長崎ヴェルカが作りつつある日本バスケの新基準 創設5季目で現在B1首位
4月19日の茨城ロボッツ戦は、相手が65%という驚異的な確率で3ポイント(3P)シュートを決めるなか、最大17点のビハインドとなる厳しい展開だった。しかし第4クォーターに追いつき、オーバータイム(延長戦)で突き放して109-103で制した。18日(90◯69)に続く連勝でシリーズを終えている。
長崎は現在43勝12敗と西地区、B1全体の首位。2021-22シーズンのB3参入から5シーズン目、B1昇格3シーズン目の新興クラブが、日本バスケの頂点に急接近している。
シーズン終盤に直面した壁
そんなチームにとって、19日の逆転勝利は一つ壁を乗り越えた展開だった。モーディ・マオールヘッドコーチ(HC)はこう語っている。
「今は自分たちのメンタルのところで、新たなチャレンジをしています。私たちはプレーオフ(=チャンピオンシップ)が決まっている状況のプレーにまだ慣れていません。プレーオフがすぐそこにある中で、しっかり一つずつプレーすることは難しいし、だからこそチャレンジングになります」
馬場雄大もこう口にしていた。
「茨城さんが僕たちにアジャストしてきて、すごく苦しい戦いでしたが、(長崎は)途中で守り方も変えたりして、すごくいい内容になりました。
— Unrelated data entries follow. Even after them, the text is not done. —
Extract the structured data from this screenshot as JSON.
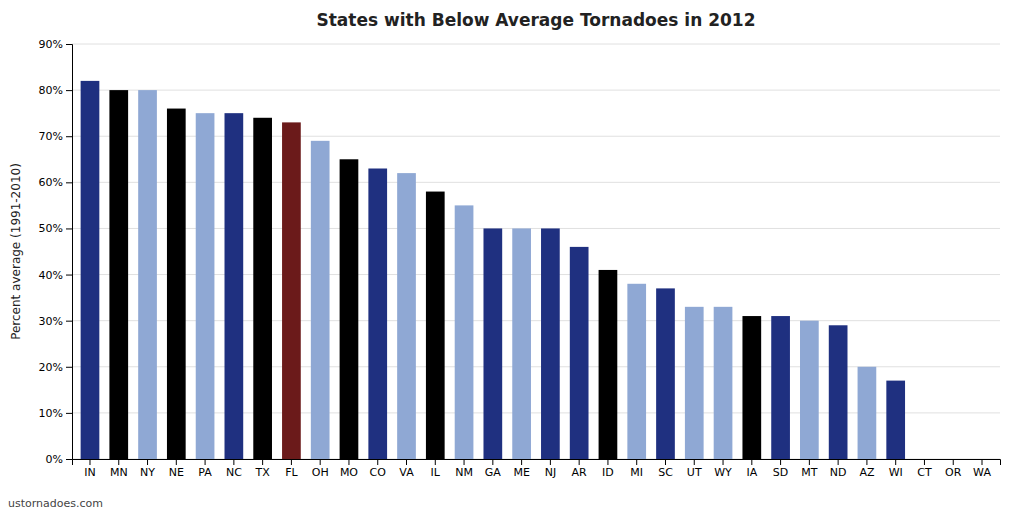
{
  "chart_data": {
    "type": "bar",
    "title": "States with Below Average Tornadoes in 2012",
    "ylabel": "Percent average (1991-2010)",
    "annotations": [
      "ustornadoes.com"
    ],
    "categories": [
      "IN",
      "MN",
      "NY",
      "NE",
      "PA",
      "NC",
      "TX",
      "FL",
      "OH",
      "MO",
      "CO",
      "VA",
      "IL",
      "NM",
      "GA",
      "ME",
      "NJ",
      "AR",
      "ID",
      "MI",
      "SC",
      "UT",
      "WY",
      "IA",
      "SD",
      "MT",
      "ND",
      "AZ",
      "WI",
      "CT",
      "OR",
      "WA"
    ],
    "values": [
      82,
      80,
      80,
      76,
      75,
      75,
      74,
      73,
      69,
      65,
      63,
      62,
      58,
      55,
      50,
      50,
      50,
      46,
      41,
      38,
      37,
      33,
      33,
      31,
      31,
      30,
      29,
      20,
      17,
      0,
      0,
      0
    ],
    "colors": [
      "#1F3080",
      "#000000",
      "#8FA8D4",
      "#000000",
      "#8FA8D4",
      "#1F3080",
      "#000000",
      "#6B1A1A",
      "#8FA8D4",
      "#000000",
      "#1F3080",
      "#8FA8D4",
      "#000000",
      "#8FA8D4",
      "#1F3080",
      "#8FA8D4",
      "#1F3080",
      "#1F3080",
      "#000000",
      "#8FA8D4",
      "#1F3080",
      "#8FA8D4",
      "#8FA8D4",
      "#000000",
      "#1F3080",
      "#8FA8D4",
      "#1F3080",
      "#8FA8D4",
      "#1F3080",
      "#000000",
      "#8FA8D4",
      "#8FA8D4"
    ],
    "ylim": [
      0,
      90
    ],
    "yticks": [
      {
        "value": 0,
        "label": "0%"
      },
      {
        "value": 10,
        "label": "10%"
      },
      {
        "value": 20,
        "label": "20%"
      },
      {
        "value": 30,
        "label": "30%"
      },
      {
        "value": 40,
        "label": "40%"
      },
      {
        "value": 50,
        "label": "50%"
      },
      {
        "value": 60,
        "label": "60%"
      },
      {
        "value": 70,
        "label": "70%"
      },
      {
        "value": 80,
        "label": "80%"
      },
      {
        "value": 90,
        "label": "90%"
      }
    ],
    "grid": true
  }
}
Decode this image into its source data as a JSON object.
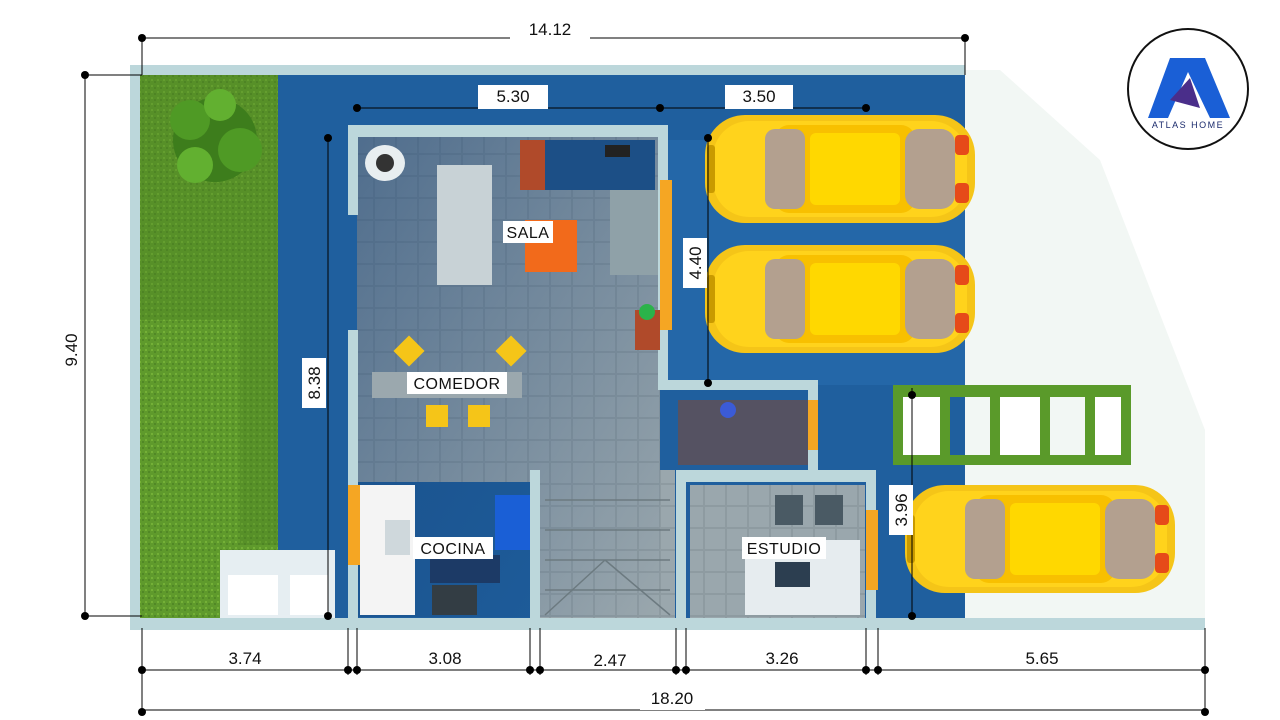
{
  "dimensions": {
    "top_total": "14.12",
    "top_sala": "5.30",
    "top_garage": "3.50",
    "left_height": "9.40",
    "interior_height": "8.38",
    "garage_depth": "4.40",
    "estudio_side": "3.96",
    "bottom_1": "3.74",
    "bottom_2": "3.08",
    "bottom_3": "2.47",
    "bottom_4": "3.26",
    "bottom_5": "5.65",
    "bottom_total": "18.20"
  },
  "rooms": {
    "sala": "SALA",
    "comedor": "COMEDOR",
    "cocina": "COCINA",
    "estudio": "ESTUDIO"
  },
  "logo": {
    "brand": "ATLAS HOME",
    "icon": "atlas-home-logo-icon"
  },
  "colors": {
    "floor_blue": "#1f5f9e",
    "wall": "#b8d4d8",
    "lawn": "#5a8f2a",
    "tile": "#8c9aa0",
    "car_yellow": "#f5c518",
    "sofa_orange": "#f26a1b",
    "accent_blue": "#1a5fd6"
  }
}
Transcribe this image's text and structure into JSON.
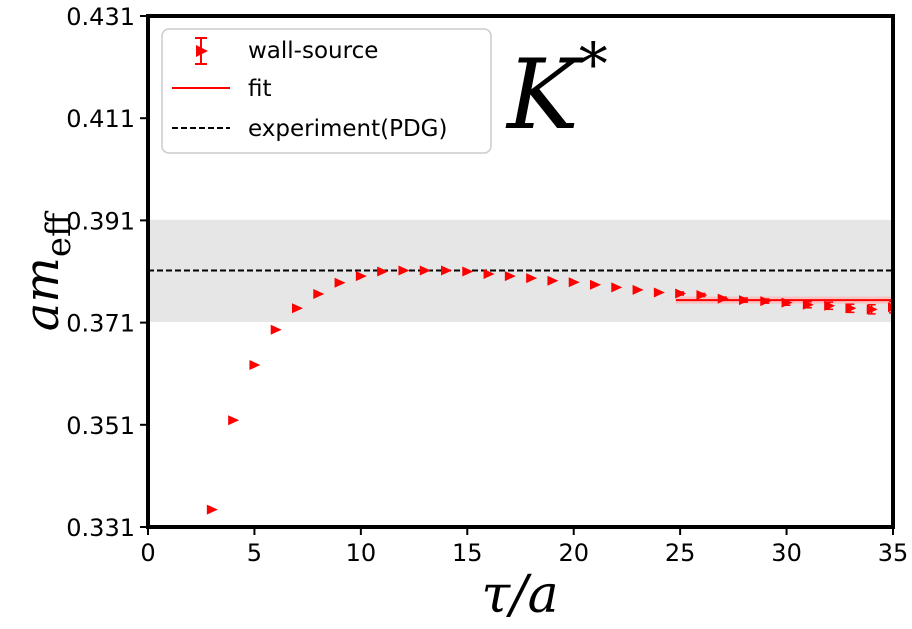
{
  "chart_data": {
    "type": "scatter",
    "title": "",
    "annotation": {
      "base": "K",
      "superscript": "*"
    },
    "xlabel": "τ/a",
    "ylabel": {
      "main": "am",
      "subscript": "eff"
    },
    "xlim": [
      0,
      35
    ],
    "ylim": [
      0.331,
      0.431
    ],
    "xticks": [
      0,
      5,
      10,
      15,
      20,
      25,
      30,
      35
    ],
    "yticks": [
      0.331,
      0.351,
      0.371,
      0.391,
      0.411,
      0.431
    ],
    "ytick_labels": [
      "0.331",
      "0.351",
      "0.371",
      "0.391",
      "0.411",
      "0.431"
    ],
    "legend": {
      "position": "top-left",
      "entries": [
        {
          "label": "wall-source",
          "style": "red-triangle-errorbar"
        },
        {
          "label": "fit",
          "style": "red-solid-line"
        },
        {
          "label": "experiment(PDG)",
          "style": "black-dashed-line"
        }
      ]
    },
    "experiment": {
      "value": 0.3812,
      "band": [
        0.3711,
        0.3911
      ],
      "color": "#000000",
      "band_color": "#e6e6e6"
    },
    "fit": {
      "value": 0.3754,
      "x_range": [
        24.8,
        35
      ],
      "error": 0.0007,
      "color": "#ff0000"
    },
    "series": [
      {
        "name": "wall-source",
        "color": "#ff0000",
        "x": [
          3,
          4,
          5,
          6,
          7,
          8,
          9,
          10,
          11,
          12,
          13,
          14,
          15,
          16,
          17,
          18,
          19,
          20,
          21,
          22,
          23,
          24,
          25,
          26,
          27,
          28,
          29,
          30,
          31,
          32,
          33,
          34,
          35
        ],
        "y": [
          0.3344,
          0.3519,
          0.3627,
          0.3696,
          0.3738,
          0.3766,
          0.3788,
          0.3801,
          0.381,
          0.3812,
          0.3812,
          0.3812,
          0.381,
          0.3805,
          0.3801,
          0.3797,
          0.3792,
          0.3789,
          0.3784,
          0.3779,
          0.3774,
          0.3769,
          0.3767,
          0.3764,
          0.3757,
          0.3754,
          0.3752,
          0.3749,
          0.3745,
          0.3743,
          0.3738,
          0.3736,
          0.374
        ],
        "yerr": [
          0.0001,
          0.0001,
          0.0001,
          0.0001,
          0.0001,
          0.0001,
          0.0001,
          0.0001,
          0.0001,
          0.0001,
          0.0001,
          0.0001,
          0.0001,
          0.0001,
          0.0001,
          0.0001,
          0.0001,
          0.0001,
          0.0002,
          0.0002,
          0.0002,
          0.0002,
          0.0003,
          0.0003,
          0.0003,
          0.0004,
          0.0004,
          0.0005,
          0.0006,
          0.0007,
          0.0008,
          0.0009,
          0.0011
        ]
      }
    ]
  }
}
広島さんに負けたとき、他のチームを相手に試合を落としたときの状態で今の試合を迎えていたら、多分負けていたと思います。だけどこの数週間、自分たちの中で良くなかったことを見つめ直して、ミーティングもして、そこが結果に表れました」
レギュラーシーズンの途中経過を見れば長崎は「ベストチーム」と言い得る試合をしてきた。とはいえCSを過去に何度も戦ったメンバーが残る宇都宮ブレックス、千葉ジェッツ、琉球ゴールデンキングスのような経験値はまだない。彼らはまさに今、現在進行形で「ポストシーズンをどう迎えるか、そしてどう戦うか」というチャレンジを始めたところだ。
「ヴェルカ・スタイル」とは?
念のため説明するとヴェルカとJリーグのV・ファーレン長崎は、ともに通販大手のジャパネットホールディングスがオーナーだ。彼らは2024年秋にアリーナ、スタジアム、ホテル、商業施設、オフィスなどが集結した「長崎スタジアムシティ」も開業させている。この二つのプロクラブは街の魅力を上げる、価値を高める役割も担っている。
だからこそ彼らは当初から「楽しめる」スタイルにこだわってきた。今季はハードでアグレッシブ、スピーディーな「ヴェルカ・スタイル」が鮮やかに花開いている。
ヴェルカの強みは明快だ。1試合あたりの平均得点(91.4得点)、3Pシュートの成功率(37.1%)もB1最高。守備の指標を見ると1試合平均のスティール(9.6個)がやはりB1最多だ。逆にリバウンドは彼らの弱みなのだが、走り勝てる、決め切れるところが強みになっている。
ヴェルカの試合はとにかくペースが早く、攻守とも盛り上がる場面が多い。プロバスケが5年前まで無かった土地で、この競技にそれほど馴染みのないお客でもきっと魅了されるプレーだ。
編成を見るとオールラウンドな選手が揃っている。馬場雄大は196センチとそれなりに大柄だが、170センチ台のガードとマッチアップできる機動力を持ち、おそらくBリーグのベストディフェンダーだ。速攻からのドライブ、3Pシュートも大きな強みで、プレーメイクの能力もある。
ジャレル・ブラントリーはパワーフォワード(PF)だが、やはりスピードやドライブが強みで、アタックの先頭に立ってウイングのようなプレーをする。この二人は昨季もこのチームでプレーしていた。